Take Triple Cheese Mac for example, a great-tasting recipe designed by our in-house chefs using real ingredients. The Mac is cooked from scratch, fortified with a blend of 40 essential vitamins and minerals, then freeze-dried. It’s as simple as that. We then pack 10 servings into a sealed #10 can, creating the world’s most nutrient-dense survival food with a 25-year shelf life.

 

Why Essential Nutrients Matter

Nutrient density measures the nutritional content of a particular food based on the specific nutrient weight per calorie. To put it simply, foods with significant nutrient content for the amount of calories they contain are considered nutrient-dense. For most of our competitors and other foods marketed as “survival,” calorie count is given far too much attention. We should be focusing on the calorie quality and what they are doing to help our bodies thrive in situations where energy and health are paramount. Just surviving on calories alone doesn’t cut it.

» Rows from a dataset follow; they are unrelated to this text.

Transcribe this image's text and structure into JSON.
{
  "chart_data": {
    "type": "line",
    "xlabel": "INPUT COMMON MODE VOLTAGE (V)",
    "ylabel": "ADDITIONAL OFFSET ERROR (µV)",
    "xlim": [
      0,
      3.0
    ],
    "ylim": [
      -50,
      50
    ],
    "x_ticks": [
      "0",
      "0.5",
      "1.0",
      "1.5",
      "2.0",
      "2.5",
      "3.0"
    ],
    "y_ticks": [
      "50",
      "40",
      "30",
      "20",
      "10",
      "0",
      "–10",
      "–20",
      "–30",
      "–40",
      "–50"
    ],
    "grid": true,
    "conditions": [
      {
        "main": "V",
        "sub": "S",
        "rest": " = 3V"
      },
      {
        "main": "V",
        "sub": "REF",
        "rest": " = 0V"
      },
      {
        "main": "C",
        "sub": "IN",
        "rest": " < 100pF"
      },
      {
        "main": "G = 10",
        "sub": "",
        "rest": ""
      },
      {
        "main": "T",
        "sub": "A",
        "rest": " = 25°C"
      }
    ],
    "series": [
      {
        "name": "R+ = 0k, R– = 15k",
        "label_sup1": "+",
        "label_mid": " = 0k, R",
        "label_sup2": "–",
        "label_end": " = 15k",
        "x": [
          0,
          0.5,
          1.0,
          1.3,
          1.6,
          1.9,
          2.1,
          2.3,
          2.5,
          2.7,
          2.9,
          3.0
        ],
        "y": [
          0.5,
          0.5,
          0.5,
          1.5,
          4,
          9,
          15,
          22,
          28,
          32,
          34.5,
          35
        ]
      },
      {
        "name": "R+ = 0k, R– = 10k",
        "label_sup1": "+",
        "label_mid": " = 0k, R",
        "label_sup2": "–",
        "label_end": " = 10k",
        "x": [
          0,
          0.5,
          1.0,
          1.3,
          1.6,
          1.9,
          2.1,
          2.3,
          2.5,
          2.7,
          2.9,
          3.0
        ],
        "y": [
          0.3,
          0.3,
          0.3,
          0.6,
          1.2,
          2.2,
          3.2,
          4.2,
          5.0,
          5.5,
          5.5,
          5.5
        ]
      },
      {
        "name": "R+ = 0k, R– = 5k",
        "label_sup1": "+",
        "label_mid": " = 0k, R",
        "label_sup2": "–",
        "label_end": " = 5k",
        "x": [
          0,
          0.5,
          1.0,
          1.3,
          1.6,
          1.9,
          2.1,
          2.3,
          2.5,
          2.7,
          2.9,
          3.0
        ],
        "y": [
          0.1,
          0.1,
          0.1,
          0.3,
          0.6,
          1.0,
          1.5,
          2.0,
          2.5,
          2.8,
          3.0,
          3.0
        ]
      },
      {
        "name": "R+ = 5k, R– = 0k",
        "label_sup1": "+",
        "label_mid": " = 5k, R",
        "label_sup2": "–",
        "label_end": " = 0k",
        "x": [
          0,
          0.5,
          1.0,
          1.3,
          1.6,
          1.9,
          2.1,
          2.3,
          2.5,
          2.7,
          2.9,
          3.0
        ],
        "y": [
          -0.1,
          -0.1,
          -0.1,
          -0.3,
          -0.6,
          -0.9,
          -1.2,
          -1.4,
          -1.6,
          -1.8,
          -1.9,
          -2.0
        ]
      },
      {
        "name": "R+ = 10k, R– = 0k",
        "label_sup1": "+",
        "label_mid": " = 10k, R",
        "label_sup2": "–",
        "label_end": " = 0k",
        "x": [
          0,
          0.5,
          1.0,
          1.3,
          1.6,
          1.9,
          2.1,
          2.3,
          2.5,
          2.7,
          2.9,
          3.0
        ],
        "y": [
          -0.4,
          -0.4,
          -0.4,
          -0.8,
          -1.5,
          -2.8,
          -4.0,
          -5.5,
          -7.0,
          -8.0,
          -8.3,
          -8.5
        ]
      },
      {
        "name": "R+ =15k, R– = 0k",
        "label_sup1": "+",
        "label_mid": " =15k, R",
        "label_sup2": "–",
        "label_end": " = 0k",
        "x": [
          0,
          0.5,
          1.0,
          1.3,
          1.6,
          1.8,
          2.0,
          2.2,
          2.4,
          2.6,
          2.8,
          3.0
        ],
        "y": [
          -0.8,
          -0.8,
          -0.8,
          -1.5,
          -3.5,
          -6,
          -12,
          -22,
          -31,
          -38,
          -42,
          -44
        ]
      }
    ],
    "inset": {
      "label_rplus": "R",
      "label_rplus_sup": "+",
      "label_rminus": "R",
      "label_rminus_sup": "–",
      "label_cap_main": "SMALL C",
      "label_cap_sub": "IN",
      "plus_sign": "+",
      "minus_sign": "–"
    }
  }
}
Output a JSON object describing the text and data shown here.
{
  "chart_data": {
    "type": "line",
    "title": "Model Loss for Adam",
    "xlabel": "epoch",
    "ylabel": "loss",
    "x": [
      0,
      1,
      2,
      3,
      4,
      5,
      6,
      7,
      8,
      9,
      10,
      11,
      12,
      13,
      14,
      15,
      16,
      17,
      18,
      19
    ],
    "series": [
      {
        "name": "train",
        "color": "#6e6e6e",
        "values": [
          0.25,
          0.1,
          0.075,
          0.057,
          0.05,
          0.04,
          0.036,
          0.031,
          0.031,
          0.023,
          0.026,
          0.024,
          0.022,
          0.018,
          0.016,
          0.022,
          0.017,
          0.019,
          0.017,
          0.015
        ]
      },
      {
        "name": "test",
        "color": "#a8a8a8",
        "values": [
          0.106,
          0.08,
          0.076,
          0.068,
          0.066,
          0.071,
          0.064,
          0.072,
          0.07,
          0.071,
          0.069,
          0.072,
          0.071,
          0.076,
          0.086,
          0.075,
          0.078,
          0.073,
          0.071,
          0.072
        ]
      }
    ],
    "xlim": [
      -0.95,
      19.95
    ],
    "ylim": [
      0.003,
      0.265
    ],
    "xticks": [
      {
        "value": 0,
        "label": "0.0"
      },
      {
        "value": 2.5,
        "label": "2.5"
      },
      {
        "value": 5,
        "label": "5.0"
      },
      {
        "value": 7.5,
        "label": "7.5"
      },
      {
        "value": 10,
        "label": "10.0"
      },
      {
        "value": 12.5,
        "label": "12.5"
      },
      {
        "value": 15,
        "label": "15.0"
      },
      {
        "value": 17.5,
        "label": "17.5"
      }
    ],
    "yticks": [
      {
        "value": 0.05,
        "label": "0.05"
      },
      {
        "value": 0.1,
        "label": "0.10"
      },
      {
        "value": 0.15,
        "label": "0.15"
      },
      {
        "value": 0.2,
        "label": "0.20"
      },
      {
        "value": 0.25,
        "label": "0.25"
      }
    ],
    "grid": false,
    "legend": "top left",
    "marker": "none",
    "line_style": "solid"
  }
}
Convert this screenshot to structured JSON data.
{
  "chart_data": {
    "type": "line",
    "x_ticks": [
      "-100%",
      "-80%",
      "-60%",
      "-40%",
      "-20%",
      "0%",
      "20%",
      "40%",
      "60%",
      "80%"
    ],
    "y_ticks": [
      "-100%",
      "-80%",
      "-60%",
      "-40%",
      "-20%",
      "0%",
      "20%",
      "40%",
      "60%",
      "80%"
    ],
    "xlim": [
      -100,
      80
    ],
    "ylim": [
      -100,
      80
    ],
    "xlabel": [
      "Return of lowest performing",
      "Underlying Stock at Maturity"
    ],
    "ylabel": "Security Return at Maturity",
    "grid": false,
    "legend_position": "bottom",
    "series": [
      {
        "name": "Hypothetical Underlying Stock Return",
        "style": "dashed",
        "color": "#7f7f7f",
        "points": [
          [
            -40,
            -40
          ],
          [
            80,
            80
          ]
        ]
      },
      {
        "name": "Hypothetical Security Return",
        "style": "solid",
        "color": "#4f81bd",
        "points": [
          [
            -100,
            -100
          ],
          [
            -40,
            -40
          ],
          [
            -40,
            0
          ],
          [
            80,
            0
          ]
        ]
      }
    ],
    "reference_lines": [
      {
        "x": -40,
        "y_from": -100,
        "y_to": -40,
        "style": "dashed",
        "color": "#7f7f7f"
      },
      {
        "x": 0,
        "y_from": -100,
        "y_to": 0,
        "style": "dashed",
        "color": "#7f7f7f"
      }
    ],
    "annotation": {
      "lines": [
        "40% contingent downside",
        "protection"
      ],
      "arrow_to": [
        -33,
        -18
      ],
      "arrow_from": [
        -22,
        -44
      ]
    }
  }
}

Nutrients are broken into two categories: essential and non-essential. Essential nutrients are those vitamins and minerals that our bodies cannot naturally create, so they must be obtained from food. Consuming food high in these nutrients results in better moods, more restful sleep, and an overall greater mental well-being. It’s impossible to rely on calories alone to perform at your best in stressful situations.

Have you ever actually reviewed the nutritional content for other freeze-dried food brands? Most entrees and survival meals disclose no more than 4 or 5 nutrients per serving on their nutrition facts panel while packing on several hundred empty calories. You’ll be forced to consume high amounts of calories just to meet your daily nutritional needs, leaving you mentally and physically inadequate.

Nutrient Survival was developed to upend the survival food industry with freeze-dried foods that pack 40 essential vitamins and minerals into every delicious serving. In survival situations, our bodies need calories that maximize nutritional impact and keep us performing optimally. On top of the health benefits, Nutrient Survival meals deliver a great taste with convenient, easy-to-prepare recipes. Most of the time, all you need to do is add water. Don’t let the allure of chicken teriyaki with rice or cookie dough snacks fool you into consuming empty calories that provide little value. Make the right choices for you and your family so you are prepared for every situation.